Cleaning India’s Holiest — And Most Polluted — River

Brooklyn, N.Y.—For millions of Hindus, the 1,500-mile-long Ganges River is the holiest river in India. Sadly, it’s also one of the world’s most polluted. New light will now be shed on this environmental catastrophe when Living River: The Ganges, a documentary directed and produced by Assistant Professor of Film Vinit Parmar screens on Monday, Feb. 27, at the National Academy of Television Arts and Sciences.

“The movie needed to be made, and I just happened to be on its path,” says Parmar, who went to India on a PSC-CUNY research grant to film a short PSA commercial, which evolved into a movie about the tremendous pollution of the Ganges River.

Parmar’s movie has received many distinguished awards, but the director doesn’t want to make a cent on the film. He thinks that this kind of documentary is meaningless without action. That is why he will donate all profits to organizations that bring awareness to water pollution in India.

Parmar believes that proper education can change the way people in India see the alarming problem of water contamination. “Old habits die hard,” he says about the unproductive efforts of educating older generations of Indians. “But what it can change is the minds of little kids.”

Filming the movie was an adventure for Parmar, who, despite being Indian, had to learn a new dialect in order to interview the villagers. He went to the places where only locals were able to reach. He was also taken hostage by 10 drunken men, but the most shocking element of Parmar’s venture was the smell of the river.

“It was awful!” he states. “I couldn’t breathe! I held my camera and my nose at the same time. It is the kind of smell that would eat into the back of your throat. I would walk away and I would smell it for days.”

The odor comes from the industrial zones located by the river that are inaccessible to public. While producing metal works and leather, the businesses generate toxins, which they later dump into the river. The practices are considered illegal, but the business owners are usually too poor to invest in ecologic equipment and prevention.

While only 40 percent of the pollution of the Ganges River comes from industrial waste, the toxins they produce are very dangerous to the people and environment, Parmar says.

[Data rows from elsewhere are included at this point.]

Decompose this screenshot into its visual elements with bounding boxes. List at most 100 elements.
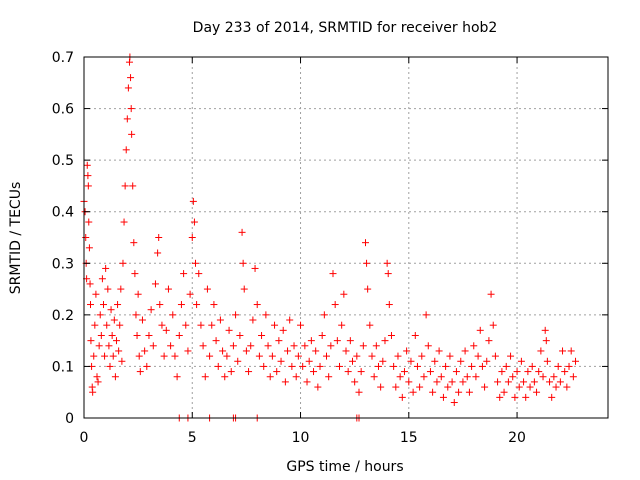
y-axis-title: SRMTID / TECUs xyxy=(8,182,24,295)
data-point xyxy=(180,270,188,278)
data-point xyxy=(93,373,101,381)
data-point xyxy=(468,362,476,370)
grid xyxy=(84,57,608,418)
x-tick-label: 15 xyxy=(400,430,418,446)
data-point xyxy=(344,368,352,376)
data-point xyxy=(260,362,268,370)
data-point xyxy=(407,357,415,365)
data-point xyxy=(314,383,322,391)
data-point xyxy=(297,321,305,329)
data-point xyxy=(509,373,517,381)
data-point xyxy=(489,321,497,329)
data-point xyxy=(127,105,135,113)
data-point xyxy=(232,311,240,319)
data-point xyxy=(442,362,450,370)
data-point xyxy=(119,259,127,267)
data-point xyxy=(433,378,441,386)
x-tick-label: 20 xyxy=(508,430,526,446)
data-point xyxy=(86,280,94,288)
data-point xyxy=(392,383,400,391)
data-point xyxy=(141,347,149,355)
data-point xyxy=(542,337,550,345)
data-point xyxy=(463,373,471,381)
data-point xyxy=(264,342,272,350)
data-point xyxy=(411,331,419,339)
data-point xyxy=(526,383,534,391)
data-point xyxy=(572,357,580,365)
data-point xyxy=(420,373,428,381)
data-point xyxy=(229,342,237,350)
data-point xyxy=(94,378,102,386)
data-point xyxy=(364,285,372,293)
axis-ticks: 0 0.1 0.2 0.3 0.4 0.5 0.6 0.7 0 5 10 15 20 xyxy=(52,50,608,446)
data-point xyxy=(84,172,92,180)
data-point xyxy=(491,352,499,360)
data-point xyxy=(127,74,135,82)
data-point xyxy=(110,316,118,324)
y-tick-label: 0.1 xyxy=(52,359,74,375)
data-point xyxy=(563,383,571,391)
data-point xyxy=(444,383,452,391)
data-point xyxy=(292,373,300,381)
x-tick-label: 0 xyxy=(80,430,89,446)
data-point xyxy=(387,331,395,339)
data-point xyxy=(239,259,247,267)
data-point xyxy=(543,357,551,365)
data-point xyxy=(554,362,562,370)
x-tick-label: 5 xyxy=(188,430,197,446)
y-tick-label: 0 xyxy=(65,411,74,427)
data-point xyxy=(561,368,569,376)
data-point xyxy=(281,378,289,386)
data-point xyxy=(208,321,216,329)
data-point xyxy=(390,362,398,370)
data-point xyxy=(331,301,339,309)
data-point xyxy=(333,337,341,345)
data-point xyxy=(169,311,177,319)
data-point xyxy=(156,301,164,309)
data-point xyxy=(190,218,198,226)
data-point xyxy=(522,393,530,401)
data-point xyxy=(448,378,456,386)
data-point xyxy=(83,161,91,169)
data-point xyxy=(520,378,528,386)
data-point xyxy=(143,362,151,370)
data-point xyxy=(195,270,203,278)
data-point xyxy=(299,362,307,370)
data-point xyxy=(149,342,157,350)
y-tick-label: 0.5 xyxy=(52,153,74,169)
data-point xyxy=(565,362,573,370)
data-point xyxy=(461,347,469,355)
data-point xyxy=(340,290,348,298)
data-point xyxy=(249,316,257,324)
data-point xyxy=(455,388,463,396)
data-point xyxy=(86,301,94,309)
data-point xyxy=(193,301,201,309)
data-point xyxy=(133,331,141,339)
data-point xyxy=(290,342,298,350)
data-point xyxy=(541,326,549,334)
data-point xyxy=(500,388,508,396)
data-point xyxy=(338,321,346,329)
data-point xyxy=(91,321,99,329)
data-point xyxy=(90,352,98,360)
data-point xyxy=(539,373,547,381)
data-point xyxy=(478,362,486,370)
data-point xyxy=(151,280,159,288)
data-point xyxy=(385,301,393,309)
data-point xyxy=(277,357,285,365)
data-point xyxy=(97,331,105,339)
data-point xyxy=(316,362,324,370)
data-point xyxy=(381,337,389,345)
data-point xyxy=(498,368,506,376)
data-point xyxy=(305,357,313,365)
data-point xyxy=(496,393,504,401)
data-point xyxy=(84,182,92,190)
data-point xyxy=(234,357,242,365)
data-point xyxy=(329,270,337,278)
data-point xyxy=(262,311,270,319)
data-point xyxy=(247,342,255,350)
data-point xyxy=(472,373,480,381)
data-point xyxy=(513,368,521,376)
data-point xyxy=(556,378,564,386)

The other 60 percent of the pollution is domestic waste, which he called waste pumped “straight from the toilet to the river.”

Parmar’s undergraduate degree in chemistry as well as his knowledge about Indian culture helped with understanding the core of the problem.

“When people want to see water pollution, they simply go to the river and talk to the people. I talked to the polluters,” Parmar says. After doing additional research and conducting the interviews, he realized that low-wage laborers manage to survive only at the cost of forsaking their religious beliefs.

“The holy water is used in the way that is not holy,” Parmar says, explaining that Indians belonging to the lowest caste slaughter cows that are holy in order to make leather goods, and then use the holy river to clean after the unholy act of killing cows. The same people later perform their religious rituals in the river that has 200 times more fecal bacteria than the maximum tolerable levels.

“People believe that if they go to the Ganges River they will be rescued,” Parmar says. “They take a dip in the water so they won’t get cancer. The irony is that they might get cancer after being in such polluted water.”

In addition to screening the documentary at the National Academy of Television Arts and Sciences, Parmar plans to show the movie in the Indian communities in Queens and Long Island, where he could collect money that would go back to India.

“I am honored to show this film so that in some way the river may have a voice,” Parmar said.